One young man I met was literally sleeping in the back seat of a car being driven by a friend who unbeknown to the sleeping youth, took out a gun and shot it out the window at someone on the street. Although the intended victim wasn’t killed, and the shooter himself got a significantly lighter sentence, the boy sleeping in the back turned down a deal, insisting he didn’t do anything wrong, and ended up being sentenced to life in prison anyway. Yes, of course I am a bleeding heart liberal, but still that doesn’t sound like “justice” to me.

SB 9 is an opportunity to examine the millions of tax dollars that are used to house thousands of youth for decades in the name of public safety. What is the financial return for California as we invest millions for housing, food, and services so hundreds of juveniles with life sentences will live in California prisons until they are 70, or 80 ... or until they die? We cut education in California regularly and teachers protest as they should. Have you ever seen a California prison guard picket line, or the media pouring over the annual federal or state or county prison budget demanding cuts?
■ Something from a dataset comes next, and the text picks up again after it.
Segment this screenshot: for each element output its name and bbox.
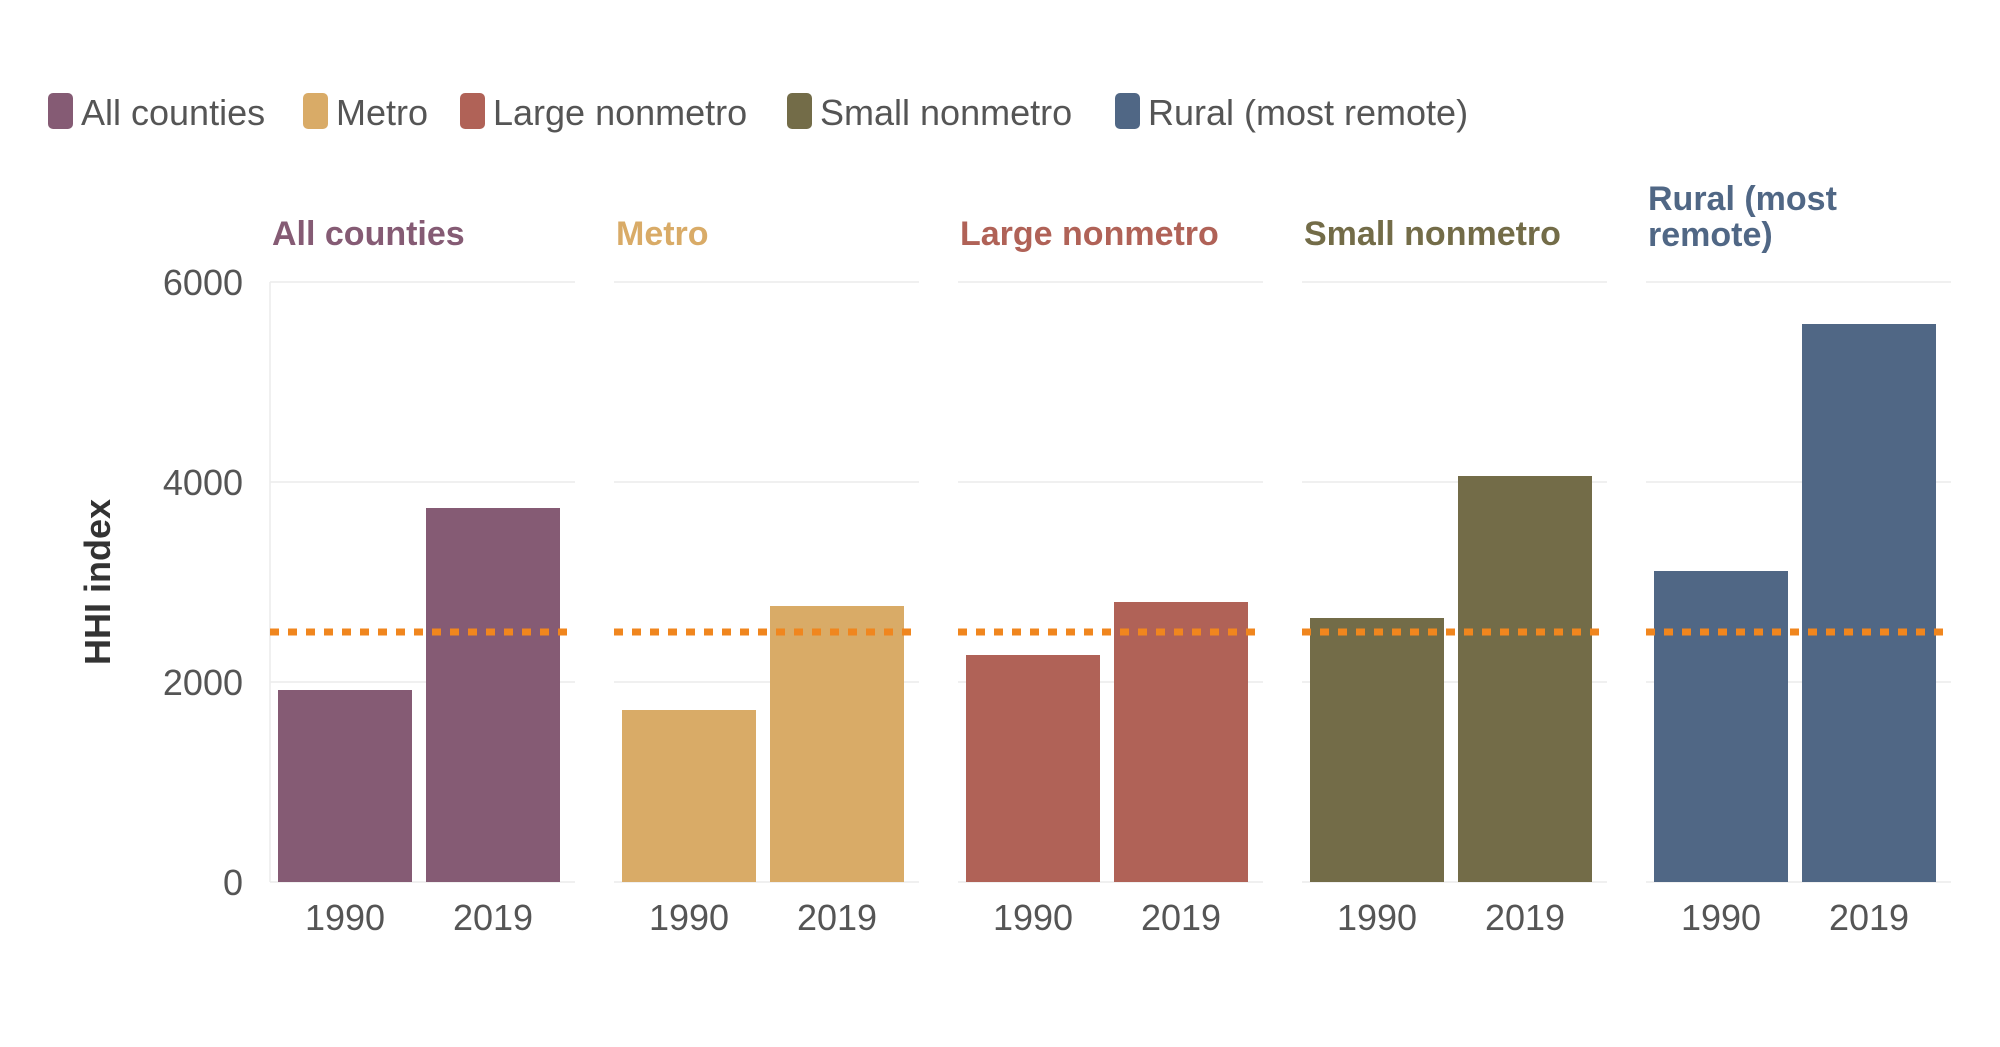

Patricia Foulkrod is a filmmaker who has taught in juvenile facilities for nearly 15 years. In urging the California legislature to pass SB 9 she wrote in the Huffington Post recently the following:

“People always say, “Well it’s their choice.” Is it really? Given the scientific data regarding child and teenage brain development; their lack of critical thinking; poor living situations; absent, incarcerated, or abusive parents; drugs and alcohol; generations of gangs; a system that leaves many boys of color on the brink of manhood but incapable of reading beyond a third grade level; not knowing what the word "hope" means? I think we are all responsible for our actions, and if we do a crime we have to absolutely face the consequences, but many kids in California have obstacles to climb before they get caught up that most of us never see or experience, and despite all the information we have about these kids, is the best solution we can come up with Life without Parole? I was asked in my class in jail what "hope" means. Hope is passing SB 9.”

Let’s stop throwing away the lives of our youth and elevate the nature of our society at the same time. We Jews were perhaps the first people as a civilization whose prophets stood time and time again declaring “Let justice well up as waters and righteousness as a mighty stream.” Perhaps it’s time to listen to our own wisdom.